2026-02-24 18:07 ET - News Release

  • Transaction Underscores Commitment to Creating Shareholder Value through Portfolio Transformation and Simplification
  • Sharpens the Company’s Focus on Key Growth Businesses: Construction Materials and Engineered Structures
  • Enhances Financial Flexibility to Support Investment in Core Growth Platforms


Company Website: https://ir.arcosa.com/overview/default.aspx
DALLAS -- (Business Wire)

Arcosa, Inc. (NYSE: ACA) (“Arcosa” or the “Company”), a provider of infrastructure-related products and solutions, today announced that it has entered into a definitive agreement to sell Arcosa Marine Products, Inc. (“Arcosa Marine”) to Wynnchurch Capital, L.P. for $450 million in cash, subject to customary transaction adjustments. The sale is expected to close in the second quarter of 2026, after regulatory approval and satisfying other customary closing conditions.

Tracing its roots back to 1903 and marketed under the Arcosa Marine, Nabrico and Wintech brands, the Company’s barge business is a leading manufacturer of inland barges, fiberglass barge covers, winches and marine hardware with operations located along the U.S. inland river systems. Reported within the Company’s Transportation Products segment, revenues and Adjusted Segment EBITDA were $383 million and $68 million, respectively, in 2025. The Company intends to use the net after-tax proceeds to further invest in the expansion of its core growth platforms and reduce outstanding debt.

Antonio Carrillo, President and CEO of Arcosa commented, “With a strong backlog that provides production visibility deep into 2026 and market fundamentals supporting a healthy replacement cycle, we believe this is the right time to transition the barge business to an owner aligned with its long-term growth plans. I am confident in its continued success under the focused ownership of Wynnchurch. I want to thank our talented leadership team, dedicated employees and longstanding customers for their significant contributions to Arcosa Marine. We look forward to Arcosa Marine building on its strong reputation for providing best-in-class products in this next chapter.”

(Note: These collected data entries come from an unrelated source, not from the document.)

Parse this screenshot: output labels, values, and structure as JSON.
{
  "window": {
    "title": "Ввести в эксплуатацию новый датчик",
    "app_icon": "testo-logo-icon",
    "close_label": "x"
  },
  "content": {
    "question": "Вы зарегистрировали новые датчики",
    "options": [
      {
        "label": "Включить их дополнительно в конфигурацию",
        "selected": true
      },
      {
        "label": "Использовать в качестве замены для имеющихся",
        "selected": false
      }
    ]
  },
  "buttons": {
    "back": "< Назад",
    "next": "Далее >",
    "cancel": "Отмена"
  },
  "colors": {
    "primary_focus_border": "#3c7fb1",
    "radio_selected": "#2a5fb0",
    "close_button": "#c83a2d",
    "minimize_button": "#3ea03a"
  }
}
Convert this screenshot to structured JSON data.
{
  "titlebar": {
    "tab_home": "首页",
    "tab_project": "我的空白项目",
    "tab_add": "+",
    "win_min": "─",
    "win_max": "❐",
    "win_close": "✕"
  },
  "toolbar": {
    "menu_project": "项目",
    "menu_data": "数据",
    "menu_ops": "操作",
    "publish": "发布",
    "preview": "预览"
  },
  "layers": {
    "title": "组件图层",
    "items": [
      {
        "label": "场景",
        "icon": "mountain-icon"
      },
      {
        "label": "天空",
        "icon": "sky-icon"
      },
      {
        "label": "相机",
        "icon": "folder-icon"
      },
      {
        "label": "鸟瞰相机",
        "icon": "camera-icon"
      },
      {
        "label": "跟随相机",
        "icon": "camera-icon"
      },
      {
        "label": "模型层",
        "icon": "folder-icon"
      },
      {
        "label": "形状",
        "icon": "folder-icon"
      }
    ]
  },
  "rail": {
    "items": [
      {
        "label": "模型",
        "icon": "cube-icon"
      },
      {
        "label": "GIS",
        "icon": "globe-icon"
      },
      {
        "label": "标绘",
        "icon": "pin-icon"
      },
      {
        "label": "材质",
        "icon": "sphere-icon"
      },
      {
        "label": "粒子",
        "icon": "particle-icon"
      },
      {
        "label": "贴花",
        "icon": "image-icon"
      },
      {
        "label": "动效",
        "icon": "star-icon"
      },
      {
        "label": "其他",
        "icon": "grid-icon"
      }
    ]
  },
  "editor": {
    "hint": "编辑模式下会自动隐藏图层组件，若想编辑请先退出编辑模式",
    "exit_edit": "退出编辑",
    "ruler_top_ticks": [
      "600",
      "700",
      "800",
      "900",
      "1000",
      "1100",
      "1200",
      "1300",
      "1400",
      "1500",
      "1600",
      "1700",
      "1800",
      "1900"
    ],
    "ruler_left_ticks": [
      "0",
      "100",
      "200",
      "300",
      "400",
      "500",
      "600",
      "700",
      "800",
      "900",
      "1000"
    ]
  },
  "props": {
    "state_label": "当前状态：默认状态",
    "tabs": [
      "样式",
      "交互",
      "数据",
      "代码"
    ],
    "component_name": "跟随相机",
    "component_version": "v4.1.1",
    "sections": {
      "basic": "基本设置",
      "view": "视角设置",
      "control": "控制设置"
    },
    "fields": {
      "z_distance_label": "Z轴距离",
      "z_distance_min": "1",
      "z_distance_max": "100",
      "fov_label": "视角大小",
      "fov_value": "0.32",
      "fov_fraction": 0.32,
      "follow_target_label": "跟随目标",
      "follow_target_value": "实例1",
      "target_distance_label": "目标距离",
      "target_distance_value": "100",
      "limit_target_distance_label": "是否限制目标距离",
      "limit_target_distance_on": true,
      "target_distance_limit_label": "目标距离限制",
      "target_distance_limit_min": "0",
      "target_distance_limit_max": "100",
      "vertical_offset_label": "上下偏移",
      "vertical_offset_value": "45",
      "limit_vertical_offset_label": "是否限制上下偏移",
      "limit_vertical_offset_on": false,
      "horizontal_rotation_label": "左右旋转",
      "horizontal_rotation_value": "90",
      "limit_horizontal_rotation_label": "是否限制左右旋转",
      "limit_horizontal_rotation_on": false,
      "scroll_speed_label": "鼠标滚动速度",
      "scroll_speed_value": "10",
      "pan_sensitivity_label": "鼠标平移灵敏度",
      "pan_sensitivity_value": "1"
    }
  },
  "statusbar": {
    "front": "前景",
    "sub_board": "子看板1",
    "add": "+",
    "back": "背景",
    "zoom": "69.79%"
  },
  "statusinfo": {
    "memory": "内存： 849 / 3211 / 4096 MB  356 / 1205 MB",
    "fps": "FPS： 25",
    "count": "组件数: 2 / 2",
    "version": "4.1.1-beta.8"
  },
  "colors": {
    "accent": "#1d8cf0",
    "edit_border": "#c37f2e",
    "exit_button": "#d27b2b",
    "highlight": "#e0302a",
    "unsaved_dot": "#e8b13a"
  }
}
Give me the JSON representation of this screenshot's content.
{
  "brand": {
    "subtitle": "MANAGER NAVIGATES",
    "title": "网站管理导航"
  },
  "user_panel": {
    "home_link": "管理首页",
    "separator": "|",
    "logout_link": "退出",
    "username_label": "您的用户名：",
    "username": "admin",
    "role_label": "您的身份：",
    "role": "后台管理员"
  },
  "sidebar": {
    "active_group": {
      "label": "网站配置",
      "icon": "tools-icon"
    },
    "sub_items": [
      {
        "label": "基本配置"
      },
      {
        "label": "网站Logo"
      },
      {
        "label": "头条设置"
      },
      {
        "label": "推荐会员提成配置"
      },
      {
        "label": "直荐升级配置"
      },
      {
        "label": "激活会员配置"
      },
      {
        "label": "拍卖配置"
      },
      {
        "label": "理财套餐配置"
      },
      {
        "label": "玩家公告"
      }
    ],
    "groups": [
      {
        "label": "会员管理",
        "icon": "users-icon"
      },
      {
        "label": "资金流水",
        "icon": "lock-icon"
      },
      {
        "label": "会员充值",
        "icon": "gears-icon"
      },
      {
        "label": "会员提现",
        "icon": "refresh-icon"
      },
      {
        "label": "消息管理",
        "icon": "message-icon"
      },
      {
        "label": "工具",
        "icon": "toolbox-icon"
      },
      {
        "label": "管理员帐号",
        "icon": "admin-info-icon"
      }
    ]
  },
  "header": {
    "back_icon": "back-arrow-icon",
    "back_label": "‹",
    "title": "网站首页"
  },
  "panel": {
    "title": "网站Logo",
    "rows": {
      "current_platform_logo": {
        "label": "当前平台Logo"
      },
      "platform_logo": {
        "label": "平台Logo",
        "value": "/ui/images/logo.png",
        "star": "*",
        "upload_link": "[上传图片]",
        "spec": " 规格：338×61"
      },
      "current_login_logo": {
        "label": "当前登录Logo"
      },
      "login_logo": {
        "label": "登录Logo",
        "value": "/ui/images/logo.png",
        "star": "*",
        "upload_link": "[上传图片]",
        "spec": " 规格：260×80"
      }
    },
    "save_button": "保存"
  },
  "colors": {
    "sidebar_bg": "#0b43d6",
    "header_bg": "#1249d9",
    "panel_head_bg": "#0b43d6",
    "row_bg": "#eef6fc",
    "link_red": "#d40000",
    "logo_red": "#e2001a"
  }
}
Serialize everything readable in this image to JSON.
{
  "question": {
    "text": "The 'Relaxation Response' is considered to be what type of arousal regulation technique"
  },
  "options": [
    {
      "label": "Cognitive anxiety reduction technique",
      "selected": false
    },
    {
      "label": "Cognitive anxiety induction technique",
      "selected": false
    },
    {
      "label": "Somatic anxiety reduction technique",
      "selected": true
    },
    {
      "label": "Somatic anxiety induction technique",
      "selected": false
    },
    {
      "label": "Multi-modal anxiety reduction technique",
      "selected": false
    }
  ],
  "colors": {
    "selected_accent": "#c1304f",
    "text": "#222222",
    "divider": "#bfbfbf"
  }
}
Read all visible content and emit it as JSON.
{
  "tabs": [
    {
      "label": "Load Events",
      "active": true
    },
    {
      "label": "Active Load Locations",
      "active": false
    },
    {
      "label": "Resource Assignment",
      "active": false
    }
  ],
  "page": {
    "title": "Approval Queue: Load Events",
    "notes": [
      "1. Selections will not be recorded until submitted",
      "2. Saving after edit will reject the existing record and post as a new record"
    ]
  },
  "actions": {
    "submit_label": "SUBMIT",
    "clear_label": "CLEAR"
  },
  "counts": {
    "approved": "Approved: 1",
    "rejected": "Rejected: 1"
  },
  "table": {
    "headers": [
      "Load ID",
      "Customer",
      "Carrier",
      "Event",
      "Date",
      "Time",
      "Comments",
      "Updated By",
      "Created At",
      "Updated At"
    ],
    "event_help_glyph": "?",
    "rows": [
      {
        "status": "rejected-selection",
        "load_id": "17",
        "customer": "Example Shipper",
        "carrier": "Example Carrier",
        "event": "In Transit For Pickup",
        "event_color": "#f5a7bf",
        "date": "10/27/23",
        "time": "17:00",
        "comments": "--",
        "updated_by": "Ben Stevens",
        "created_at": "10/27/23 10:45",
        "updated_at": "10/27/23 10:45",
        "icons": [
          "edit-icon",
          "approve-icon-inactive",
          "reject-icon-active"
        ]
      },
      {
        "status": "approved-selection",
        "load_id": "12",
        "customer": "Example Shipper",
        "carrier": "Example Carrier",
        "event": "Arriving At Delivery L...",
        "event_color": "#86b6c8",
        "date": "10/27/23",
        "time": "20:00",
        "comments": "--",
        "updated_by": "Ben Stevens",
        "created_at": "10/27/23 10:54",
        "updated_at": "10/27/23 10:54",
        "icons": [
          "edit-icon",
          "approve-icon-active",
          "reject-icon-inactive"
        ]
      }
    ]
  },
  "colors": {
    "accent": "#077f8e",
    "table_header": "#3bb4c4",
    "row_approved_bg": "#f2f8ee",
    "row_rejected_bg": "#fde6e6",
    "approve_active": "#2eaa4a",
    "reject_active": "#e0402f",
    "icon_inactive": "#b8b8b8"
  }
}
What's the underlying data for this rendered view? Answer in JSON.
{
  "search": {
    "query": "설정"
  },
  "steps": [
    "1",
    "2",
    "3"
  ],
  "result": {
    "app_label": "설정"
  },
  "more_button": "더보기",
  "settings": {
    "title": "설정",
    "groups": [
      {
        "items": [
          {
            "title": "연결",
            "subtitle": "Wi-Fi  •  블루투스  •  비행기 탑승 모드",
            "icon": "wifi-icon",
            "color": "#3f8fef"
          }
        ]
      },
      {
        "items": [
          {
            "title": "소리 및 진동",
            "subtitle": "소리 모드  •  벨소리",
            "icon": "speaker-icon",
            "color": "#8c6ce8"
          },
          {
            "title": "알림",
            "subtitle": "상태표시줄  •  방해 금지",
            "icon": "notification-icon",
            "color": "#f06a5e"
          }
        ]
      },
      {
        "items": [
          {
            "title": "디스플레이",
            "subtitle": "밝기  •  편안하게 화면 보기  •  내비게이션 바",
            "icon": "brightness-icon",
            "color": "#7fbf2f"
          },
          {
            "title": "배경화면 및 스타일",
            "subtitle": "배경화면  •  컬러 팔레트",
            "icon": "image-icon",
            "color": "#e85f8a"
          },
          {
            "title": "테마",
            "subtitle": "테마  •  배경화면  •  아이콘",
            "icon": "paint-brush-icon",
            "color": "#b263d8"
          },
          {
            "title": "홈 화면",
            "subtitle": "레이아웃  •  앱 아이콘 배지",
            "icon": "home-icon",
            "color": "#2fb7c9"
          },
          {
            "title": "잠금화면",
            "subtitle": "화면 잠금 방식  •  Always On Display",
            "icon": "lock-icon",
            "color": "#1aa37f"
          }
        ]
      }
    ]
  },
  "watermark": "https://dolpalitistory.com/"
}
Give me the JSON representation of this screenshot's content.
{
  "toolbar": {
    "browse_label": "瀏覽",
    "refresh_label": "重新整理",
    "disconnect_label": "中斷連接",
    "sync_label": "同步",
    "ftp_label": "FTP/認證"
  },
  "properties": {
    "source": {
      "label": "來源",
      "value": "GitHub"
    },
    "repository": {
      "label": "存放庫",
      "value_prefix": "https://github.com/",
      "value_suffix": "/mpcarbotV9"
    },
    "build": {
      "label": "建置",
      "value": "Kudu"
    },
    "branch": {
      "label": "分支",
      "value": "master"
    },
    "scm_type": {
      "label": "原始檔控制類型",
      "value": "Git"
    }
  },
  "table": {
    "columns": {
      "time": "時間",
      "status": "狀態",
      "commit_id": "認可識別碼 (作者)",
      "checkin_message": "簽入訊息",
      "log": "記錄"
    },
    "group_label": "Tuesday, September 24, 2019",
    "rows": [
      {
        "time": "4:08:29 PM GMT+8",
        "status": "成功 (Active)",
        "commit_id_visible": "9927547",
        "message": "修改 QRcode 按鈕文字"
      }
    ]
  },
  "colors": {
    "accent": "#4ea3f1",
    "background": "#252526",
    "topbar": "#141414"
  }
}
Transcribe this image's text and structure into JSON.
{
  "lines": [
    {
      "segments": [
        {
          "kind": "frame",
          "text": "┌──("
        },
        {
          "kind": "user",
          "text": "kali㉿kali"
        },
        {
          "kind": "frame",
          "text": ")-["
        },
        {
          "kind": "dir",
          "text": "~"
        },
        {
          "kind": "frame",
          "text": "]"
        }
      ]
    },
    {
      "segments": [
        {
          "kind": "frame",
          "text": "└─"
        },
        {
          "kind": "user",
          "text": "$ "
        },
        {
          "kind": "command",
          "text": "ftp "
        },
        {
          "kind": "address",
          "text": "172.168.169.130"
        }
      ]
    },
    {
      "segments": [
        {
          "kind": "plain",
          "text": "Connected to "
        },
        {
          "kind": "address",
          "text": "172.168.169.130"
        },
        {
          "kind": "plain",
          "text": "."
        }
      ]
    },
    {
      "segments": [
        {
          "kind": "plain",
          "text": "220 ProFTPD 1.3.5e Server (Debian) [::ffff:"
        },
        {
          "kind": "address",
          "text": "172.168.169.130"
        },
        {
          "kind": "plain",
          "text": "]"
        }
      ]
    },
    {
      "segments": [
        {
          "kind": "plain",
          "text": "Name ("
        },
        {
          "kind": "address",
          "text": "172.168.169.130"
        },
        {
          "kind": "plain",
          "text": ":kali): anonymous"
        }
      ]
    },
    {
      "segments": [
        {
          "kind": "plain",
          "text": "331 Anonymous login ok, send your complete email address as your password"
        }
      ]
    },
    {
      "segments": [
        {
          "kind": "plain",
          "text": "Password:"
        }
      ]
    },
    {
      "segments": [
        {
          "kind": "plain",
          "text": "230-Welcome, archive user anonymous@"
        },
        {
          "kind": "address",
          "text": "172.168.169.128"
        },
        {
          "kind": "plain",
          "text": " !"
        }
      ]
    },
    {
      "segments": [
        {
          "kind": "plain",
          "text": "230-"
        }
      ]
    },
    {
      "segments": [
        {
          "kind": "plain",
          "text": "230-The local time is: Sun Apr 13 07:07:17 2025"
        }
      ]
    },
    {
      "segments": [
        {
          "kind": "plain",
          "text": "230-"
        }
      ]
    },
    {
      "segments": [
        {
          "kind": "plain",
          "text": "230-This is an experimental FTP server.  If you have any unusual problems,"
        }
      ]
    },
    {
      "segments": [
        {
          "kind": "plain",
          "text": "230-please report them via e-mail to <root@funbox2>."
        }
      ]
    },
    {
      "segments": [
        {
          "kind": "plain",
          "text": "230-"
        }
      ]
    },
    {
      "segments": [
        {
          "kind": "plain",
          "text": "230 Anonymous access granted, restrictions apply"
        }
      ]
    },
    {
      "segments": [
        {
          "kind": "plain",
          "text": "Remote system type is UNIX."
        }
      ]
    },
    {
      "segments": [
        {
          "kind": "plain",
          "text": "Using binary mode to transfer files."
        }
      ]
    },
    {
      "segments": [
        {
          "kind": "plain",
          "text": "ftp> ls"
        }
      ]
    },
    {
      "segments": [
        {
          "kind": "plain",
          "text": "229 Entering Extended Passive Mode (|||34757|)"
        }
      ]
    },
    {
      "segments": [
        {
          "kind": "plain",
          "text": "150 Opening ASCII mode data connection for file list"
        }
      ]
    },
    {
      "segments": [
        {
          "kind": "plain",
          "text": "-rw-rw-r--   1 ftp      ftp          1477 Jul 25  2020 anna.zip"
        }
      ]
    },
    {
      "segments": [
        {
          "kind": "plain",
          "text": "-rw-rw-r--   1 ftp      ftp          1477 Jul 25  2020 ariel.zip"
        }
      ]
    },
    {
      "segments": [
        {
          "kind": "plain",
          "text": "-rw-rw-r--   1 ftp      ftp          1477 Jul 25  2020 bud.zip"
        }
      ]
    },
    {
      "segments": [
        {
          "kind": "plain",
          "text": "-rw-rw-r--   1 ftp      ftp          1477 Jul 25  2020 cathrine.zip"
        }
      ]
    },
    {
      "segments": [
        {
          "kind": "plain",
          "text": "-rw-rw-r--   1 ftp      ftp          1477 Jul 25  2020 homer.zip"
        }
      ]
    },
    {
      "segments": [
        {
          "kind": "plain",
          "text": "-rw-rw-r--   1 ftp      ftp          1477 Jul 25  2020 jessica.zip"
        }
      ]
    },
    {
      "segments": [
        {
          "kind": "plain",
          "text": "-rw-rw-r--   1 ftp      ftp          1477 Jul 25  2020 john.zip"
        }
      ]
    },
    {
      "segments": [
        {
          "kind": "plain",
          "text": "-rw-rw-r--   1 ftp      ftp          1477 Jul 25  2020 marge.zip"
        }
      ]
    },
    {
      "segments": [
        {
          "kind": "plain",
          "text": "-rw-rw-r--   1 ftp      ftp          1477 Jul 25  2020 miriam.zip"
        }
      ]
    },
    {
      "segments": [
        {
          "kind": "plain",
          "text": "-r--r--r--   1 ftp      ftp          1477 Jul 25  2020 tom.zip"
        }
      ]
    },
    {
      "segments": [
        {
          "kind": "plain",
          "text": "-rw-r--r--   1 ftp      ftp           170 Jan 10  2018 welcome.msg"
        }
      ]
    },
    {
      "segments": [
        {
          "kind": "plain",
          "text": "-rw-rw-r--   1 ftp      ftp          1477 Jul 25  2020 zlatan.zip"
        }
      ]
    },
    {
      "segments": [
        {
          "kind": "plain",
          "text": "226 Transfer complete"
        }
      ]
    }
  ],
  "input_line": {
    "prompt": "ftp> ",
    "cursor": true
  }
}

Carrillo continued, “Today’s announcement is a pivotal step in the strategic transformation and simplification of our portfolio. Upon completion of the divestiture, Arcosa will be fully focused on its key growth businesses - construction materials and engineered structures - both of which are well-aligned with long-term infrastructure and power market tailwinds in the U.S. The barge divestiture further reduces complexity and cyclicality, raises our overall margin profile and enhances the long-term resiliency of the company.”

Carrillo concluded, “We have an active pipeline of investment opportunities, both organic and inorganic, and plan to prioritize the allocation of capital toward our high growth, high margin businesses.”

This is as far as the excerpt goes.